- Dobrze cię widzieć, wiesz? - miauknęła, uśmiechając się szeroko.
- Ciebie też, Iskro - odpowiedział zaskoczony Jeżyk. Chciał powiedzieć coś jeszcze, ale zanim udało mu się znaleźć odpowiednie słowa, czekoladowa rozpoczęła kolejny monolog, jakby dochodząc do wniosku, że to jedno, szczere i całkowicie poważne wyznanie to zdecydowanie dość na jedno spotkanie i musi to wyrównać kolejnymi opowieściami.
- To jakie zioła ostatnio poznałeś? - zagadnęła, wpatrując się w kocurka iskrzącymi ślepiami.
*time skip, po zgromadzeniu*
Nad horyzontem błyskały pierwsze oznaki budzącego się dnia. Chłodny wiatr muskał jej futro, chłodząc rozpaloną od nadmiaru emocji głowę, wyciszając. Szła, z każdym krokiem przybliżając się do obozu, do snu, który pozwoli jej zakończyć ten dzień i obudzić w trochę innym świecie niż wschód słońca temu, ale nie tego chciała. Zadzierając łeb do góry żeby śmiało spojrzeć gwiazdom w twarz, nucąc pod nosem wydobyte z mroków niepamięci melodie, pragnęła, by ten dzień się nie kończył. Chciała już zawsze tak iść, z nieznanym sobie dotąd ciepłem w sercu i spokojem w duszy, głaskana delikatnym wiatrem, wpatrzona w głębokie, pękające na wschodzie niebo.

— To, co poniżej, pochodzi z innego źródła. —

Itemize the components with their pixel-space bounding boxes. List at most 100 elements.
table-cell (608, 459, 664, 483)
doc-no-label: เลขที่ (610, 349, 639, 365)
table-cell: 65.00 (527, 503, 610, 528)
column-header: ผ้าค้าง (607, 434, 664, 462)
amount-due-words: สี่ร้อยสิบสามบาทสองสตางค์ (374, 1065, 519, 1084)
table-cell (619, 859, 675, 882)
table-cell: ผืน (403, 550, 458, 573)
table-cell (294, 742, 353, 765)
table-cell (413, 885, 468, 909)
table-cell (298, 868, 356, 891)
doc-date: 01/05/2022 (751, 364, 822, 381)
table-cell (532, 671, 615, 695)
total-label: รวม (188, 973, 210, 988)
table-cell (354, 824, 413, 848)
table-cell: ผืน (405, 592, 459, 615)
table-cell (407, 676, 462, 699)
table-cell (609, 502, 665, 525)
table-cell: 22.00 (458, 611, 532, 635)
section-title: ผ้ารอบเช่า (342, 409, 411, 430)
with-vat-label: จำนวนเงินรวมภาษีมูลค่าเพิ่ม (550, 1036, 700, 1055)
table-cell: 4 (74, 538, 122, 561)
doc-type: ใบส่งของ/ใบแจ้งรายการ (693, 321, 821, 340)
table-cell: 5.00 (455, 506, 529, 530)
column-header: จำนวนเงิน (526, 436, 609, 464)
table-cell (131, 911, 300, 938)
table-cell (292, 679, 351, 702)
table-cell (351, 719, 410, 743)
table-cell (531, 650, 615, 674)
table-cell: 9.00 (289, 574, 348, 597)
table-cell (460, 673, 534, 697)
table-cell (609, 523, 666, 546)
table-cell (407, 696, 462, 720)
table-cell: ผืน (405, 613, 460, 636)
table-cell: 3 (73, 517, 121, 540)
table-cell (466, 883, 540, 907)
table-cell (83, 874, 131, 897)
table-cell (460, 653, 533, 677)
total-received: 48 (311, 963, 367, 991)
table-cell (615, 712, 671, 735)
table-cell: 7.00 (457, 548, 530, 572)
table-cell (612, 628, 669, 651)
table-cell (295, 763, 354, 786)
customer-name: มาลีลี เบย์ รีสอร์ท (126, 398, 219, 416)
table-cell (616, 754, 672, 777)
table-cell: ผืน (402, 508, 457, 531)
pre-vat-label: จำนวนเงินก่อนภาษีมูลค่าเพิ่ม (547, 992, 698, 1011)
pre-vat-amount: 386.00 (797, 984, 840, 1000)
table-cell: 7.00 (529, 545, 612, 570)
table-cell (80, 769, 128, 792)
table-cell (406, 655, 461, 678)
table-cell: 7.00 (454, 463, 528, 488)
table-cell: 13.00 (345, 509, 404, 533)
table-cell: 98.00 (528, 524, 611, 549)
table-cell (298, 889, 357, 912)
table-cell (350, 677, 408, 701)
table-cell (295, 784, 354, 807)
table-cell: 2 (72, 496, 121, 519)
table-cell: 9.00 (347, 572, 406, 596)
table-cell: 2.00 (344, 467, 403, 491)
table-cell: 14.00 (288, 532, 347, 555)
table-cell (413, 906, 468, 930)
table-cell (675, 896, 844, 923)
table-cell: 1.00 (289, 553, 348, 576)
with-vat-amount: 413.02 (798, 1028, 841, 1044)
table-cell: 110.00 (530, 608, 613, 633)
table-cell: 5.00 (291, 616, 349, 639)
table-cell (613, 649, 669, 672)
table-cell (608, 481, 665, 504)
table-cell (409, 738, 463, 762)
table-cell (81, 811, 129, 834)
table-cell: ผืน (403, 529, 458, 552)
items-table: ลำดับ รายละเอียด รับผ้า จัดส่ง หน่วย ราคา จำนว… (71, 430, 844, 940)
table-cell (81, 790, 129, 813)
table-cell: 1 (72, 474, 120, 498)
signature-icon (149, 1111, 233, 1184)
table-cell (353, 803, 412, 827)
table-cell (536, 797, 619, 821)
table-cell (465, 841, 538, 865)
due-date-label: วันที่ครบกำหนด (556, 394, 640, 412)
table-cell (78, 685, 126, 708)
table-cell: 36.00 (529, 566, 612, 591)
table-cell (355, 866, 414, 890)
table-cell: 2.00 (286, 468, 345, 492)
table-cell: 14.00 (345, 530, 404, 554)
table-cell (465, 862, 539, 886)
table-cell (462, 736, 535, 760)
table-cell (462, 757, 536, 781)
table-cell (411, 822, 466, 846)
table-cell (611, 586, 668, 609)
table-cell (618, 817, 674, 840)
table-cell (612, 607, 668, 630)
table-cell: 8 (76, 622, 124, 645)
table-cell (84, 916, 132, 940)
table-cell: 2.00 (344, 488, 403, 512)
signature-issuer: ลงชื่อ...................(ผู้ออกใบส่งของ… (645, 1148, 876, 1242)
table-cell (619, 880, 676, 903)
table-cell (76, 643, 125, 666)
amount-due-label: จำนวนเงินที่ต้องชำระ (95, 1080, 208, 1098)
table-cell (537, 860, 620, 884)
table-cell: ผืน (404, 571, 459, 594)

Co sprawiło, że kocica była taka szczęśliwa?
Nie zastanawiała się. Nie analizowała, nie roztrząsała, ciesząc się chwilą. Jedynie idąca gdzieś dalej Szyszka, rozmawiająca przyciszonym głosem z pozostałymi członkami patrolu, mogła domyślać się, o co wprawiło czekoladową w taki nastrój.
Czy raczej kto. Tak, bez wątpienia powód tego wszystkiego był tym samym osobnikiem, który posiadał najpiękniejsze oczy na całym znanym Iskrze świecie, a jak się dzisiaj przekonała, także niewątpliwie najmilsze futerko.
Śledząc wysłany przez lidera na przeszpiegi patrol, zupełnie przypadkiem czekoladowa znalazła się na zgromadzeniu. Gdy pierwszy zachwyt minął i już przestała się śmiać z Sokoła, który łajając ją za nie do końca zgodne z Kodeksem zachowania, sam nielegalnie znalazł się na zgromadzeniu, w tłumie wypatrzyła Jeżyka. W pierwszym odruchu chciała do niego podbiec, ale nie chciała w żaden sposób go narazić. Dopiero, gdy kocurek został sam, odważyła się do niego zagadać.
I nie żałowała ani uderzenia serca.
Uśmiechnęła się do gwiazd i zanuciła kolejną melodię.
Obóz był już niedaleko, ale nie cieszyła się z tego.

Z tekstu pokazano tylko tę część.